The next rule on the list: Avoid non-readonly static fields: that was a simple change again. A missing readonly on a static field, which was initialized inline.
Finally, Avoid namespaces mutually dependent. Running into this rule meant cleaning up namespaces and moving classes to their proper namespace.Fortunately in my case, I had the classes defined with clear dependency structure, but as they have been moved around to different folders with time, their namespaces did not match. Hence fixing the namespaces in this case was relatively simple. When an application has spaghetti code, this rule would be more involved to fix.

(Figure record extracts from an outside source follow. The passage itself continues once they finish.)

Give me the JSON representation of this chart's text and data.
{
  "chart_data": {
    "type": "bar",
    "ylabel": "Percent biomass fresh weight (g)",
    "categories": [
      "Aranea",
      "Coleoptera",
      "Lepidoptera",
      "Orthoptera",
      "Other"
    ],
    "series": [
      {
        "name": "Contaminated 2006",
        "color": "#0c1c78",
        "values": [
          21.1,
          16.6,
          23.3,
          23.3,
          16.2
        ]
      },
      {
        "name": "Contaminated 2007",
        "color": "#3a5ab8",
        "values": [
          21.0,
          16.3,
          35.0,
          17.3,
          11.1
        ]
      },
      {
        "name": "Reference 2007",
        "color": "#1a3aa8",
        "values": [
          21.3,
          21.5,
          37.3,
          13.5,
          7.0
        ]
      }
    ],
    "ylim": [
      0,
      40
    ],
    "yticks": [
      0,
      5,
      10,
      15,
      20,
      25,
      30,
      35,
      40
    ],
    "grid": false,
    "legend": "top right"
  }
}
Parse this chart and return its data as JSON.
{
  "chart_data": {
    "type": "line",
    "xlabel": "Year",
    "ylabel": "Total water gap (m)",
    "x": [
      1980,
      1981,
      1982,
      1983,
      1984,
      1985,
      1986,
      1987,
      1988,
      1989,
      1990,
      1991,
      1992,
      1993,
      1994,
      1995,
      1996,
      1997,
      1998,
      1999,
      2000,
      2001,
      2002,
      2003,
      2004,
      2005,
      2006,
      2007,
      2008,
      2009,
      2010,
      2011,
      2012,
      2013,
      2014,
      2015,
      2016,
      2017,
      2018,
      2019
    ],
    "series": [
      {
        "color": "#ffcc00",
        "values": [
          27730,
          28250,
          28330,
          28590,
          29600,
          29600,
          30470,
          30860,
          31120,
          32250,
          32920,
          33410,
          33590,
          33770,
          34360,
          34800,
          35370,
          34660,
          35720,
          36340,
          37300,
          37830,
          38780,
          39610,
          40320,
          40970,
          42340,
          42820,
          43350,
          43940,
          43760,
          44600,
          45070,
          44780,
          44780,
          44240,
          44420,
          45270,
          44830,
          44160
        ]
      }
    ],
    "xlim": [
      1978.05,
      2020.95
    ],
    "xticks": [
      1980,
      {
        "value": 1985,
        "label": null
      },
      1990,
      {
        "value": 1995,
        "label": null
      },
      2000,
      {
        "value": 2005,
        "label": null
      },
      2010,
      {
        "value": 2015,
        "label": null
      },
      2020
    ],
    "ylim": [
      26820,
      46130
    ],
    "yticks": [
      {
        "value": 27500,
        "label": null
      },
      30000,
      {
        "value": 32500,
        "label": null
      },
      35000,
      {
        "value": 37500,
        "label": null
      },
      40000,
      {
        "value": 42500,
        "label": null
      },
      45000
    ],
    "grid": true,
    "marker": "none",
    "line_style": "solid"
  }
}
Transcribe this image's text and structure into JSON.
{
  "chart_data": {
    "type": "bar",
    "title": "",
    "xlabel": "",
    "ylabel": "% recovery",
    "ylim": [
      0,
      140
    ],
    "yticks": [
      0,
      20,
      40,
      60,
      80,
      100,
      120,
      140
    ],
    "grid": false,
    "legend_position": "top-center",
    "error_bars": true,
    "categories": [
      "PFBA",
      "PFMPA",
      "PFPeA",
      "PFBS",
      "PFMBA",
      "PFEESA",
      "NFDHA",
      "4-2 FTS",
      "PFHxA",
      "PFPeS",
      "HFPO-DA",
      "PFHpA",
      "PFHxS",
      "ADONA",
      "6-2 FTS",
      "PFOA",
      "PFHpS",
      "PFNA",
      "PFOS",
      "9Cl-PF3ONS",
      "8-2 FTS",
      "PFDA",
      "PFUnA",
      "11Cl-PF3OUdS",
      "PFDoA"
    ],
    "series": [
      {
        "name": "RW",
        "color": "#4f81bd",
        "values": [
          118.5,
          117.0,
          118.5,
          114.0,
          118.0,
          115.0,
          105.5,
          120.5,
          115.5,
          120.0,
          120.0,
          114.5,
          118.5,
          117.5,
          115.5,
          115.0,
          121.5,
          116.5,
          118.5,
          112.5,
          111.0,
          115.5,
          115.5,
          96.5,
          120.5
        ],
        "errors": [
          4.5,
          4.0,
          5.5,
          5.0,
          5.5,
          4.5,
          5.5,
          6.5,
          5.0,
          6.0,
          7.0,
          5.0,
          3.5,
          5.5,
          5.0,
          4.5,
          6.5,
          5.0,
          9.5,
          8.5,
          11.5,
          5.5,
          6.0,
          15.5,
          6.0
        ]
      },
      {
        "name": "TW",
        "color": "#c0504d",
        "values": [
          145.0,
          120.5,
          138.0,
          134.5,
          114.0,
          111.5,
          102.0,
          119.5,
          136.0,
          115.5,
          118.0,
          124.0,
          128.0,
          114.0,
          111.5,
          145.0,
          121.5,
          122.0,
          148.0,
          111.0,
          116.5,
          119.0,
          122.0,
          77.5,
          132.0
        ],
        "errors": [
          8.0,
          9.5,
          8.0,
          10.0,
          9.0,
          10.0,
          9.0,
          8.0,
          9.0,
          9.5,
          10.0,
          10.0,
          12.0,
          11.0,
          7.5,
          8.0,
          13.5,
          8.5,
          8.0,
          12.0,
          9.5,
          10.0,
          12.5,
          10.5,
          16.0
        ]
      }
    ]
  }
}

Running the analysis once more after addressing the issues shows debt has been reduced to half:
As in each iteration NDepend compares results with the previous run, it some additional quality gate violations might appear. For example changing public API will result a Critical rule violation. To disable this comparison, the user can select a baseline as none
, which comes pretty handy. Note, that in this case public API violations were acceptable, as I am the only user of this codebase.
Conclusion
NDepend gives a nice summary on some of the tech debt hidden in projects, that have lived through multiple lifecycles of the software.
This is just getting started with NDepend. I am looking forward using it more-and-more in my daily routine. The reader of this blog may expect to see some further experience and hands-on tips in my future posts as well.
I would like to say thanks to NDepend for sponsoring this post by providing a license for their tool.